WebKit is probably the only thing holding the web open at this point. Imagine if this last bastion of non-Chromium went away, and Googles stranglehold on the web was finally total.
Opening up iOS to other browser engines doesn't mean that suddenly Safari stops working. If anything it would force Safari to become competitive with Chrome.
> If anything it would force Safari to become competitive with Chrome.
It would take more than just being competitive, the WebKit team would need to start perfectly reproducing Blink behaviors and quirks. Devs are already more than happy to never test their work against anything that’s not Chrome and that’s only going to intensify when they don’t need to care about WebKit any more — any deviance from Chrome even if it’s technically within spec will be considered an error.

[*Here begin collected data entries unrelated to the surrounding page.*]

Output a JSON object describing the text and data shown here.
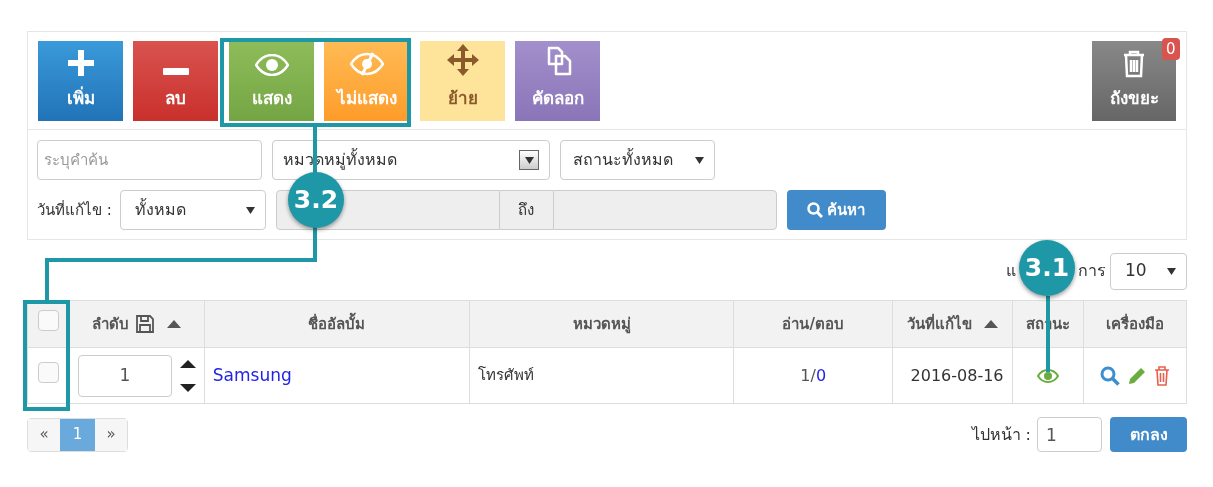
{
  "toolbar": {
    "buttons": [
      {
        "kind": "add",
        "label": "เพิ่ม"
      },
      {
        "kind": "remove",
        "label": "ลบ"
      },
      {
        "kind": "show",
        "label": "แสดง"
      },
      {
        "kind": "hide",
        "label": "ไม่แสดง"
      },
      {
        "kind": "move",
        "label": "ย้าย"
      },
      {
        "kind": "copy",
        "label": "คัดลอก"
      }
    ],
    "trash": {
      "label": "ถังขยะ",
      "count": "0"
    }
  },
  "filters": {
    "search": {
      "placeholder": "ระบุคำค้น"
    },
    "category": {
      "value": "หมวดหมู่ทั้งหมด"
    },
    "status": {
      "value": "สถานะทั้งหมด"
    },
    "date_label": "วันที่แก้ไข :",
    "date_range": {
      "value": "ทั้งหมด"
    },
    "date_to": "ถึง",
    "search_button": "ค้นหา"
  },
  "per_page": {
    "label_start": "แ",
    "label_end": "การ",
    "value": "10"
  },
  "table": {
    "select_all": {
      "checked": false
    },
    "columns": [
      {
        "label": "ลำดับ",
        "kind": "order",
        "sorted": true
      },
      {
        "label": "ชื่ออัลบั้ม",
        "kind": "text",
        "sorted": false
      },
      {
        "label": "หมวดหมู่",
        "kind": "text",
        "sorted": false
      },
      {
        "label": "อ่าน/ตอบ",
        "kind": "text",
        "sorted": false
      },
      {
        "label": "วันที่แก้ไข",
        "kind": "text",
        "sorted": true
      },
      {
        "label": "สถานะ",
        "kind": "text",
        "sorted": false
      },
      {
        "label": "เครื่องมือ",
        "kind": "text",
        "sorted": false
      }
    ],
    "rows": [
      {
        "checked": false,
        "order": "1",
        "name": "Samsung",
        "category": "โทรศัพท์",
        "read": "1/",
        "reply": "0",
        "date": "2016-08-16",
        "visible": true
      }
    ]
  },
  "pagination": {
    "prev": "«",
    "pages": [
      {
        "label": "1",
        "selected": true
      }
    ],
    "next": "»"
  },
  "goto": {
    "label": "ไปหน้า :",
    "value": "1",
    "button": "ตกลง"
  },
  "annotations": [
    {
      "label": "3.2"
    },
    {
      "label": "3.1"
    }
  ]
}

That’s where users feel forced to change browsers, because if they don’t they’ll frequently be running into pages that are broken in browsers that aren’t Blink-based.
Regardless it will mean that Safari will lose a significant proportion its market share.
There will be less incentive for developers to make sure their stuff works on anything but Chrome forcing safari devs to just play catch up all the time.
The web isn't made open by forcing people to run specific client software. It's a bit like arguing that Explorer was the only thing keeping Netscape in line. With Apple shipping private attestation in their browsers and dragging their feet on open standards, it's hard to consider them a friend of the weak.